2). SDM Pariwisata dan Pengembangan Pendidikan Tinggi Pariwisata yang Masih Terbatas
Peningkatan daya saing produk pariwisata Indonesia agar memiliki keunggulan banding dan keunggulan saing secara regional dan global harus diimbangi oleh ketersediaan SDM yang kompeten, yang tidak hanya berada pada tataran operasional atau tenaga teknis saja tetapi juga pada tataran akademisi, teknokrat, dan profesional.
Pengembangan SDM Kepariwisataan dapat dilakukan dengan pendekatan pendidikan formal dan pelatihan, baik bagi aparatur, pengusaha industri pariwisata, karyawan pada industri pariwisata maupun masyarakat yang berada di kawasan pariwisata.

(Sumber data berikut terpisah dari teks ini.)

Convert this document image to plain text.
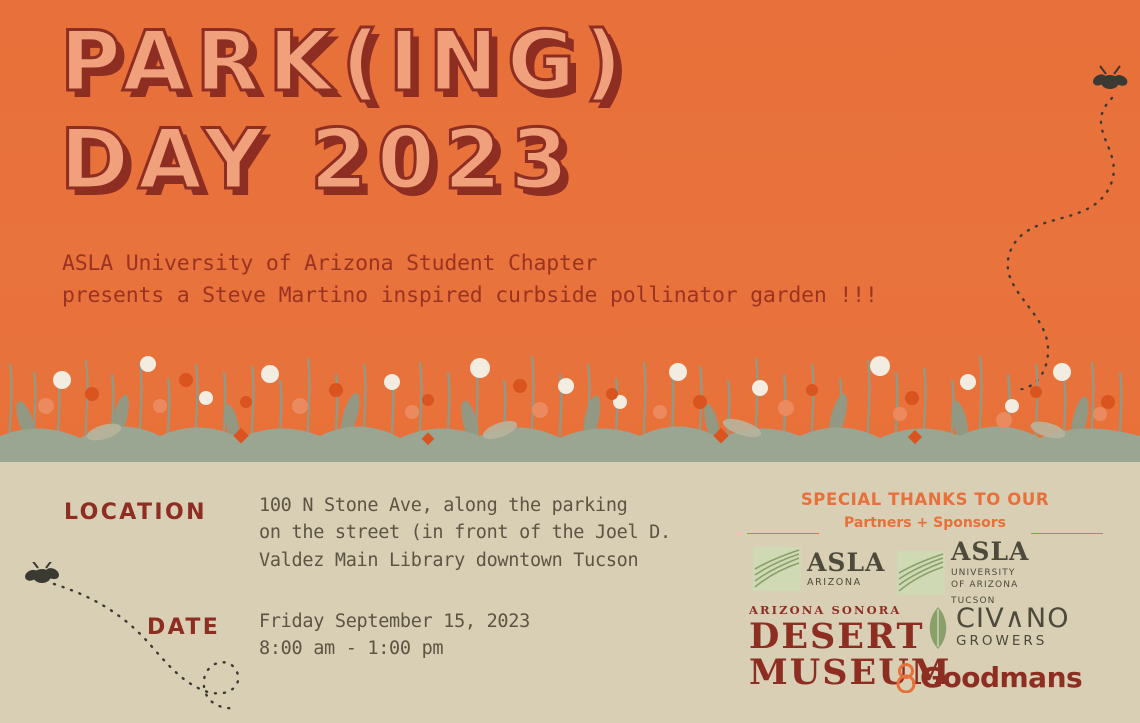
PARK(ING)
DAY 2023
ASLA University of Arizona Student Chapter
presents a Steve Martino inspired curbside pollinator garden !!!
LOCATION	100 N Stone Ave, along the parking
on the street (in front of the Joel D.
Valdez Main Library downtown Tucson
DATE Friday September 15, 2023
8:00 am - 1:00 pm
SPECIAL THANKS TO OUR
Partners + Sponsors
ASLA
ARIZONA
ASLA
UNIVERSITY
OF ARIZONA
TUCSON
ARIZONA SONORA
DESERT
MUSEUM
CIV∧NO
GROWERS
Goodmans
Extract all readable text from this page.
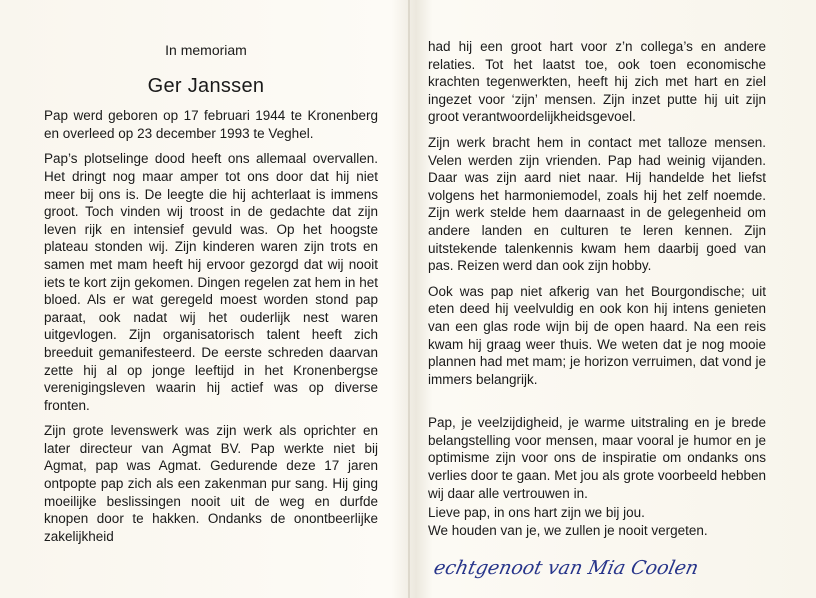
In memoriam
Ger Janssen

Pap werd geboren op 17 februari 1944 te Kronenberg en overleed op 23 december 1993 te Veghel.

Pap’s plotselinge dood heeft ons allemaal overvallen. Het dringt nog maar amper tot ons door dat hij niet meer bij ons is. De leegte die hij achterlaat is immens groot. Toch vinden wij troost in de gedachte dat zijn leven rijk en intensief gevuld was. Op het hoogste plateau stonden wij. Zijn kinderen waren zijn trots en samen met mam heeft hij ervoor gezorgd dat wij nooit iets te kort zijn gekomen. Dingen regelen zat hem in het bloed. Als er wat geregeld moest worden stond pap paraat, ook nadat wij het ouderlijk nest waren uitgevlogen. Zijn organisatorisch talent heeft zich breeduit gemanifesteerd. De eerste schreden daarvan zette hij al op jonge leeftijd in het Kronenbergse verenigingsleven waarin hij actief was op diverse fronten.

Zijn grote levenswerk was zijn werk als oprichter en later directeur van Agmat BV. Pap werkte niet bij Agmat, pap was Agmat. Gedurende deze 17 jaren ontpopte pap zich als een zakenman pur sang. Hij ging moeilijke beslissingen nooit uit de weg en durfde knopen door te hakken. Ondanks de onontbeerlijke zakelijkheid

had hij een groot hart voor z’n collega’s en andere relaties. Tot het laatst toe, ook toen economische krachten tegenwerkten, heeft hij zich met hart en ziel ingezet voor ‘zijn’ mensen. Zijn inzet putte hij uit zijn groot verantwoordelijkheidsgevoel.

Zijn werk bracht hem in contact met talloze mensen. Velen werden zijn vrienden. Pap had weinig vijanden. Daar was zijn aard niet naar. Hij handelde het liefst volgens het harmoniemodel, zoals hij het zelf noemde. Zijn werk stelde hem daarnaast in de gelegenheid om andere landen en culturen te leren kennen. Zijn uitstekende talenkennis kwam hem daarbij goed van pas. Reizen werd dan ook zijn hobby.

Ook was pap niet afkerig van het Bourgondische; uit eten deed hij veelvuldig en ook kon hij intens genieten van een glas rode wijn bij de open haard. Na een reis kwam hij graag weer thuis. We weten dat je nog mooie plannen had met mam; je horizon verruimen, dat vond je immers belangrijk.

Pap, je veelzijdigheid, je warme uitstraling en je brede belangstelling voor mensen, maar vooral je humor en je optimisme zijn voor ons de inspiratie om ondanks ons verlies door te gaan. Met jou als grote voorbeeld hebben wij daar alle vertrouwen in.

Lieve pap, in ons hart zijn we bij jou.

We houden van je, we zullen je nooit vergeten.

echtgenoot van Mia Coolen
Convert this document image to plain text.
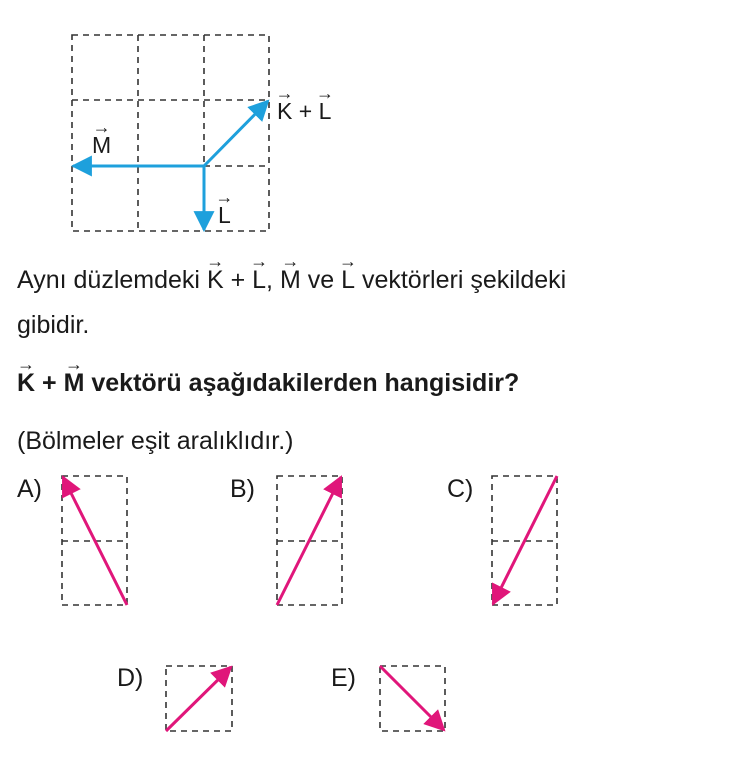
→
K +
→
L
→
M
→
L
Aynı düzlemdeki
→
K +
→
L,
→
M ve
→
L vektörleri şekildeki
gibidir.
→
K +
→
M vektörü aşağıdakilerden hangisidir?
(Bölmeler eşit aralıklıdır.)
A)	B)	C)
D)	E)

Perkembangan pariwisata Indonesia saat ini kurang diimbangi dengan pengembangan SDM bidang pariwisata. Pengembangan SDM bidang pariwisata meliputi aparatur, industri dan masyarakat. Hal ini berguna untuk menunjang pengembangan pariwisata di daerah tersebut.
Dengan akan diberlakukannya kesepakatan Masyarakat Ekonomi ASEAN (MEA), maka tuntutan SDM yang kompeten dan mampu bersaing dengan SDM dari luar negeri akan semakin dipersyaratkan. Saat ini, adanya bonus demografi yang menyediakan SDM secara kuantitas, perlu diimbangi dengan kualitas yang maksimal agar tidak berbalik menjadi bencana demografi.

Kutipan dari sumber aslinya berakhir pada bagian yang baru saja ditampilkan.